Kanban | The Time To Signal !!
Kanban is a term often used in the manufacturing workplace but what does it mean and what can it do for my business. This article describes the concept of the Kanban theory along with an explanation as to what it can do to make your manufacturing workplace more efficient.
The word Kanban as you may already know comes from Japan. It is an easy translation from Japanese to English. “Kan” means “card” whilst “ban” means “signal”. This card signalling concept is used to prompt “action”. The Kanban concept is one of the key players in “Lean manufacturing”. Companies that have introduced this concept in their workflow have achieved anything up seventy five percent inventory reduction in their process.
What does a Kanban do?
In simple terms, it triggers an action. If the Kanban signals that stock is in need to be replenished then this culminates in action to replenish a certain production area. Often this is used in a just-in-time manufacturing environment or where there may be bottle necks in a production flow.
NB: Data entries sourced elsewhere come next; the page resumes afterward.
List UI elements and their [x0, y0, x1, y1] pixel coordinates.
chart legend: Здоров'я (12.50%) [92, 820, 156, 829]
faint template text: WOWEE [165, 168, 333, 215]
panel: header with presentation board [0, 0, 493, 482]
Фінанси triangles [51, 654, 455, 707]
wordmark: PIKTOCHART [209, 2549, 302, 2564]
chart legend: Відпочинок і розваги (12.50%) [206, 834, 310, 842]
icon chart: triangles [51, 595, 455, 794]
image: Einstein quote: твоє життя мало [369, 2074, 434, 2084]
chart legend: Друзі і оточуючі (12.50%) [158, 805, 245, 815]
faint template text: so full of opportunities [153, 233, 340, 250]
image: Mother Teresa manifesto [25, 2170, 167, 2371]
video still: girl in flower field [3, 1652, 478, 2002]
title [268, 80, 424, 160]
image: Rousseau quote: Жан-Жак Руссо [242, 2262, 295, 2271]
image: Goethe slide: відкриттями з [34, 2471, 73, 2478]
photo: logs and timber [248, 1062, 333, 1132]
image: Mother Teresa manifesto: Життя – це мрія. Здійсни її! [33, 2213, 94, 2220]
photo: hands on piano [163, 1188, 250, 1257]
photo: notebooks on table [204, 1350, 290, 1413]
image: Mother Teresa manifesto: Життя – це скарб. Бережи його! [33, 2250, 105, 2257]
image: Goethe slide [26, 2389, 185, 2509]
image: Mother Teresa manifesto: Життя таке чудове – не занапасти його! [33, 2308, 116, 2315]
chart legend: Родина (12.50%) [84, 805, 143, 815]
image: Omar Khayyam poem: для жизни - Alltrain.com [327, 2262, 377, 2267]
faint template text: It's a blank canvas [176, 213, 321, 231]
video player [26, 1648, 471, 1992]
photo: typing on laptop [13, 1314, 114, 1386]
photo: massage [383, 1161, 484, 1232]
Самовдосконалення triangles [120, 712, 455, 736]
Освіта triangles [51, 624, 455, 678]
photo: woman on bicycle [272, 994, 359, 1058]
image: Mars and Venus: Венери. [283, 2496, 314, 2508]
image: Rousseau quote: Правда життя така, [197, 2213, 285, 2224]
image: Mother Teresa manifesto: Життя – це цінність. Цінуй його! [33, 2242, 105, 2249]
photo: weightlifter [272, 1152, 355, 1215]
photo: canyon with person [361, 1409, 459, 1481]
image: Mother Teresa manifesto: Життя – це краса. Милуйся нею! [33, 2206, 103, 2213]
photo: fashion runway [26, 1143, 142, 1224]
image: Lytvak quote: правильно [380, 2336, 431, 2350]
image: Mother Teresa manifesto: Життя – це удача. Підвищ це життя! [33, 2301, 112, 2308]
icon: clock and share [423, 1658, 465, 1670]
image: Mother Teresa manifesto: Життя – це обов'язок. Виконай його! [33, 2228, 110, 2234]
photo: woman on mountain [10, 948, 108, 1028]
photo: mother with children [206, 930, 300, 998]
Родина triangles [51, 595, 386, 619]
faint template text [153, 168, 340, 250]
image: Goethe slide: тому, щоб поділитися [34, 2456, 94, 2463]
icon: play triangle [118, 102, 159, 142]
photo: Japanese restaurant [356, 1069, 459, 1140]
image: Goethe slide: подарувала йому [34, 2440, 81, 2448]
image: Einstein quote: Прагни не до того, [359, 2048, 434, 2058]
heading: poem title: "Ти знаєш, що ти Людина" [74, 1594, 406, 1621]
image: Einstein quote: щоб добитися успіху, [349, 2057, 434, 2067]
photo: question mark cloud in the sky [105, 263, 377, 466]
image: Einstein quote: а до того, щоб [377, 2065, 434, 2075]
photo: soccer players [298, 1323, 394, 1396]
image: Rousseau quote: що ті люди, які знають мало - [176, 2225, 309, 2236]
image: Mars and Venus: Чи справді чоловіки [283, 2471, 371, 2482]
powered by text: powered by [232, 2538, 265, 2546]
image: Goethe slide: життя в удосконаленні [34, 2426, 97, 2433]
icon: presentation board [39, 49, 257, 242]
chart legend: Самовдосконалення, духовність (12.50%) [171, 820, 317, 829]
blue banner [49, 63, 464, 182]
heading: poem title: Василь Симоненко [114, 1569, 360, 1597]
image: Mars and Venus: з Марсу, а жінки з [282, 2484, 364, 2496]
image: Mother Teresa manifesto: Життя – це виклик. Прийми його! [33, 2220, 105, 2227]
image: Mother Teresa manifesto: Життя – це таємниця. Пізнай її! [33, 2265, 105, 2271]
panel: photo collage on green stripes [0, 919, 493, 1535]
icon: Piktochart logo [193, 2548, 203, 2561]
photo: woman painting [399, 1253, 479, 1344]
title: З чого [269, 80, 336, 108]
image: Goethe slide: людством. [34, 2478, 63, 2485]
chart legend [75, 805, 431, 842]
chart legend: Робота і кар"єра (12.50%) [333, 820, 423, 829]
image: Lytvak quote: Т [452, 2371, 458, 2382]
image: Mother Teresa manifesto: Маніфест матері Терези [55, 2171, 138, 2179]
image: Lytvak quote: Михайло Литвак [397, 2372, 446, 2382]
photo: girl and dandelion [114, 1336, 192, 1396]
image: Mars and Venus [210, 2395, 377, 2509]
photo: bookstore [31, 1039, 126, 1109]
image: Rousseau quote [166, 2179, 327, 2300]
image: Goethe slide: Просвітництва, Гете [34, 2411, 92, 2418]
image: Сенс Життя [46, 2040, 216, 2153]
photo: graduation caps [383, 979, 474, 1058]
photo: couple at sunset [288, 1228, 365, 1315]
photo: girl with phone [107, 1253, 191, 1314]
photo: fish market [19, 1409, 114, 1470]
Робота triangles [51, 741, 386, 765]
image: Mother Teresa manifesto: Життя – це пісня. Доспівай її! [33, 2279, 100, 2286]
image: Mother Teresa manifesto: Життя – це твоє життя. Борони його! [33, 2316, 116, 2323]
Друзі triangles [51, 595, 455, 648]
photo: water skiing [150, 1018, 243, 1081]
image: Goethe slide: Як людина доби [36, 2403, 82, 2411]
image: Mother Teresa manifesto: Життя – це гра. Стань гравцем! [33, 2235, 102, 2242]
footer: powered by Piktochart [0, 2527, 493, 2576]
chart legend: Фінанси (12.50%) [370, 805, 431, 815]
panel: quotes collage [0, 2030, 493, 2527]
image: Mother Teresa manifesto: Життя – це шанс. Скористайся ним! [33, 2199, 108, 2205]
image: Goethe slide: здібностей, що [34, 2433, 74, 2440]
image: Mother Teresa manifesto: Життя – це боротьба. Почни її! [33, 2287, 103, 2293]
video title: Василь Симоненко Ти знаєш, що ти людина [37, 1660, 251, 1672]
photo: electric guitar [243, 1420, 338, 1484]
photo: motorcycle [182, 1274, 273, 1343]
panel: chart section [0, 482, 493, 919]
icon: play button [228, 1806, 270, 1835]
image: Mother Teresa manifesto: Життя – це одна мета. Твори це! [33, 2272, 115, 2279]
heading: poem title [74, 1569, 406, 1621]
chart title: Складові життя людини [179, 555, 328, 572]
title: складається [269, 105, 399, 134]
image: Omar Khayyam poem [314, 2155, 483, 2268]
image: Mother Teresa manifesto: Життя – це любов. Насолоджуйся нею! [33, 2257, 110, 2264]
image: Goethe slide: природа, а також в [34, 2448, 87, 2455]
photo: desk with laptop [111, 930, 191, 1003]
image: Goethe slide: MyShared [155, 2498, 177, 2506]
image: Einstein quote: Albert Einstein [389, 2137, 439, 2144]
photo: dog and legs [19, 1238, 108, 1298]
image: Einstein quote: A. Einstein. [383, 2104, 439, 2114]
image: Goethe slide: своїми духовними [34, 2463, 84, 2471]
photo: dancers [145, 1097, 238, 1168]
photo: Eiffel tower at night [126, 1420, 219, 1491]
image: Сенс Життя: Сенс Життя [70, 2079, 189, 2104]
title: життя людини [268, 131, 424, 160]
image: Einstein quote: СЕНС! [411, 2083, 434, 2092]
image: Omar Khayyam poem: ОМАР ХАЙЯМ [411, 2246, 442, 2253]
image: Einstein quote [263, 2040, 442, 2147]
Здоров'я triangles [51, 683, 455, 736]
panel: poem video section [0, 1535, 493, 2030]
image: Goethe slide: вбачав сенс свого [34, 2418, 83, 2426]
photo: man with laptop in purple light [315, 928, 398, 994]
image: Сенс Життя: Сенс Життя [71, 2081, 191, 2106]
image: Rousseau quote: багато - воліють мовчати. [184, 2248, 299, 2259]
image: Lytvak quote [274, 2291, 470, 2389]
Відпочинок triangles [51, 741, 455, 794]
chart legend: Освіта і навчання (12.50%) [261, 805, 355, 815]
The key is to make sure how many cards are required for each item that is being produced. It’s a process that involves fine tuning of the manufacturing process and systems that can interface with supplier scheduling systems.
Production flow and continuity are essential in order to keep optimisation at a maximum.
Downtime (unplanned that is) is a waste of company time and resources and results in high unit manufacturing costs. None of these elements lend themselves to making profits and being best in class.
The Kanban ensures that flow is kept at a steady rate whilst keeping the investment in inventory low (car manufacturers are usually masters of this concept) and efficiency high. The card system also controls the movement of stock from one manufacturing unit to another. This again ensures smooth flow and increased productivity.
If an organisation can get the Kanban concept right then the results can be tremendous, lower inventory, lower waste, lower work in progress and the ability to prevent over production.
Take control of your production and introduce the Kanban concept. It will release cash back into your business as you reduce the requirement to invest in inventory; you reduce over production and maintain a steady workflow this optimising your unit manufacturing costs.